La separazione stagna delle diverse categorie di dati personali

La Corte, pronunciandosi in seduta plenaria, ha inoltre sottolineato che “la conservazione generalizzata e indifferenziata di indirizzi IP non costituisce necessariamente una grave ingerenza nei diritti fondamentali”, basta che la normativa nazionale imponga modalità di conservazione “che garantiscano una separazione effettivamente stagna delle diverse categorie di dati personali, escludendo così che possano essere tratte conclusioni precise sulla vita privata dell’interessato”.

Inoltre, la sentenza della Corte specifica che “il diritto dell’Unione non osta a una normativa nazionale che autorizza l’autorità pubblica competente, al solo scopo di identificare la persona sospettata di aver commesso un reato, ad accedere ai dati relativi all’identità civile corrispondenti a un indirizzo IP, conservati separatamente e in maniera effettivamente stagna dai fornitori di accesso a Internet”.

Fondamentale è “garantire che tale accesso non consenta di trarre conclusioni precise sulla vita privata dei titolari degli indirizzi IP di cui trattasi” e che si eviti di effettuare un tracciamento del percorso di navigazione a partire dagli indirizzi IP.

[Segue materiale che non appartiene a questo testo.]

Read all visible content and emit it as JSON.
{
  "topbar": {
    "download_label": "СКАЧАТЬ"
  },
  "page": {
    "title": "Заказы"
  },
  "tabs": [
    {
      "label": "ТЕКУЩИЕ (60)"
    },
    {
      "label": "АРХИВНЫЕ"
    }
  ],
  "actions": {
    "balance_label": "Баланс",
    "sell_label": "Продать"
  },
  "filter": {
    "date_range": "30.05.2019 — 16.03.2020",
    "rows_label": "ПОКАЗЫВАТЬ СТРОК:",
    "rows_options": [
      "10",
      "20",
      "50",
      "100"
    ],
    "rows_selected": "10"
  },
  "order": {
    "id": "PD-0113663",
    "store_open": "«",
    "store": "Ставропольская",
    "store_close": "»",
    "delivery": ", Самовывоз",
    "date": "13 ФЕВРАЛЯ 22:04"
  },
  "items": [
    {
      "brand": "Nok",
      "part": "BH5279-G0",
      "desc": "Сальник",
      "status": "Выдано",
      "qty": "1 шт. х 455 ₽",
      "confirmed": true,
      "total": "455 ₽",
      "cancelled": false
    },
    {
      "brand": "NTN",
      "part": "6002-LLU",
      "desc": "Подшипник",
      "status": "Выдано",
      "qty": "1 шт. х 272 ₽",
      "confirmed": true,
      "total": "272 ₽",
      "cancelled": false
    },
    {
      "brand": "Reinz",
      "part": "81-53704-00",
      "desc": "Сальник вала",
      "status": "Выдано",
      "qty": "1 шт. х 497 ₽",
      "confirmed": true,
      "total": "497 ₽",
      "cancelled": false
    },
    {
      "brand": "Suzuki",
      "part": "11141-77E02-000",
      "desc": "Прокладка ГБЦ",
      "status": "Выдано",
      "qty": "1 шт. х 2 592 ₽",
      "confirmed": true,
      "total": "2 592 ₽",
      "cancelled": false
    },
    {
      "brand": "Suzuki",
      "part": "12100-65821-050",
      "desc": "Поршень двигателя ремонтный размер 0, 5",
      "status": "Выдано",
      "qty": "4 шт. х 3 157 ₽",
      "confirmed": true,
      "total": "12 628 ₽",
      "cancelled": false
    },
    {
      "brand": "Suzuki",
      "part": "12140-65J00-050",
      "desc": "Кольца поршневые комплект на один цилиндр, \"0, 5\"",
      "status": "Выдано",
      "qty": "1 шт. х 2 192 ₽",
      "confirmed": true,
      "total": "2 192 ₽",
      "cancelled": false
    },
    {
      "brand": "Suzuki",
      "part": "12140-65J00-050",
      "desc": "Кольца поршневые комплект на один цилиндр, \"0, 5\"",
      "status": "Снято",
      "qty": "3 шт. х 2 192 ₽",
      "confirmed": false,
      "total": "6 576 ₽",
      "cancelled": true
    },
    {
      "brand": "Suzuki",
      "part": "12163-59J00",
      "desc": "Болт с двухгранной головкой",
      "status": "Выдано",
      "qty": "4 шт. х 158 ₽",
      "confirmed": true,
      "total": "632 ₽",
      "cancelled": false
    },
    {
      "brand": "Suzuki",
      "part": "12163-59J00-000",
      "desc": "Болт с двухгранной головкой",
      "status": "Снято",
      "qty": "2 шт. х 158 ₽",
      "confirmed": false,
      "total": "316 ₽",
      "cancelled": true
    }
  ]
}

Una sentenza che potrebbe risultare di grande aiuto nella lotta alla criminalità online, soprattutto in casi di contraffazione e quindi di violazione della proprietà intellettuale, nonché nella più generale violazione del diritto d’autore, che affligge l’industria audiovisiva e dei contenuti online.
Ciò che deve essere salvaguardata è la vita privata dell’individuo e i dati relativi a questa sfera individuale sono tutelati dalla legge (che ne definisce anche le eventuali deroghe). Le informazioni in possesso degli inquirenti dovranno quindi servire ‘esclusivamente’ all’individuazione del soggetto che ha commesso reato. Qui risiede l’indicazione chiave di mantenere sempre una “separazione effettivamente stagna delle diverse categorie di dati personali, escludendo così che possano essere tratte conclusioni precise sulla vita privata dell’interessato”.